Quando o assunto é crime cibernético, Brasil tem papel de destaque. Pioneiro no setor na América Latina, ocorreu no país uma proliferação de escolas de crimes cibernéticos, de forma que o Brasil se transformou em “uma fonte muito importante” de “programas de código malicioso e diversos ataques dirigidos principalmente ao setor financeiro”, afirma Dmitry Bestuzhev, diretor da equipe de pesquisa e análise latino-americana da empresa russa de segurança cibernética Kaspersky, em entrevista à Sputnik Mundo.

“Antes, os cibercriminosos brasileiros focavam apenas no Brasil, mas depois começaram a expandir seus ataques para outros países, como México, Chile, Colômbia e Argentina. E hoje esses mesmos criminosos já atuam em países da União Europeia, principalmente Espanha, Itália e Portugal”, ressalta Bestuzhev.
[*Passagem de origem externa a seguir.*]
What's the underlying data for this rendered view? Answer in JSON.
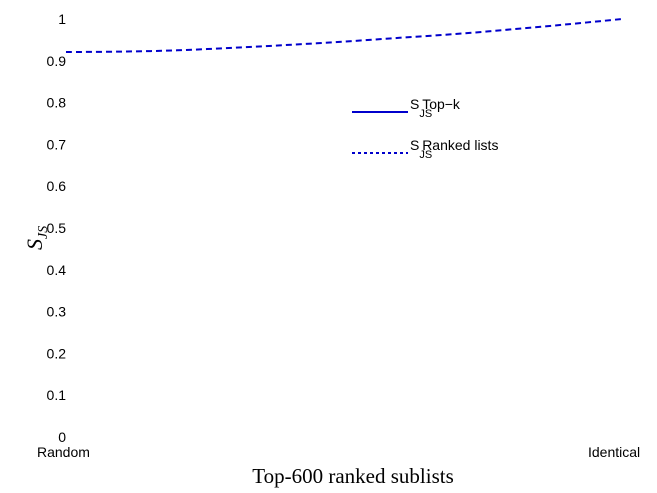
{
  "chart_data": {
    "type": "line",
    "title": "",
    "xlabel": "Top-600  ranked sublists",
    "ylabel": "S_JS",
    "ylabel_main": "S",
    "ylabel_sub": "JS",
    "x_tick_labels": [
      "Random",
      "Identical"
    ],
    "y_ticks": [
      0,
      0.1,
      0.2,
      0.3,
      0.4,
      0.5,
      0.6,
      0.7,
      0.8,
      0.9,
      1
    ],
    "y_tick_labels": [
      "0",
      "0.1",
      "0.2",
      "0.3",
      "0.4",
      "0.5",
      "0.6",
      "0.7",
      "0.8",
      "0.9",
      "1"
    ],
    "ylim": [
      0,
      1
    ],
    "xlim": [
      0,
      1
    ],
    "grid": false,
    "legend_position": "upper-middle",
    "series": [
      {
        "name": "S_JS Top-k",
        "legend_main": "S",
        "legend_sub": "JS",
        "legend_rest": "Top−k",
        "style": "solid",
        "color": "#0000cc",
        "x": [],
        "y": []
      },
      {
        "name": "S_JS Ranked lists",
        "legend_main": "S",
        "legend_sub": "JS",
        "legend_rest": "Ranked lists",
        "style": "dashed",
        "color": "#0000cc",
        "x": [
          0,
          0.1,
          0.2,
          0.3,
          0.4,
          0.5,
          0.6,
          0.7,
          0.8,
          0.9,
          1
        ],
        "y": [
          0.921,
          0.922,
          0.925,
          0.931,
          0.938,
          0.946,
          0.955,
          0.964,
          0.975,
          0.987,
          1.0
        ]
      }
    ]
  }
}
Crimes contra setor financeiro e hospitais

Recentemente, criminosos provocaram o colapso do computador de um centro de saúde alemão. Em decorrência desse ataque cibernético, os médicos não conseguiram salvar a vida de um paciente, o que, segundo o especialista, mostra que “o impacto causado pelo cibercrime não é medido apenas em perdas econômicas, mas também em humanas”.

No caso de crimes cibernéticos contra hospitais, o Brasil é mais uma vez pioneiro. Bestuzhev explica que foi no país onde ocorreu pela primeira vez os ataques a hospitais para fins de extorsão. A ação ocorre “principalmente de madrugada, quando os administradores não estão em seus postos. Isso muito antes da pandemia”, acrescenta.

Mas o perito ressalta que os alvos “favoritos” dos hackers são mesmo as “instituições financeiras”, onde as perdas são multimilionárias.

Para evitar ser vítima de um crime cibernético, o especialista recomenda que os usuários tenham sempre as últimas atualizações do sistema operacional instaladas, tenham “o melhor programa de segurança possível”, bem como usar conexões VPN para “não ter vazamentos de informações” na Internet.

Dmitry Bestuzhev falou sobre a ascensão do crime cibernético, fruto do incremento do teletrabalho em tempos de pandemia, durante o III Seminário Internacional de Cibersegurança organizado pela Polícia Investigativa do Chile em parceria com a Universidade Técnica Federico Santa María, Chile.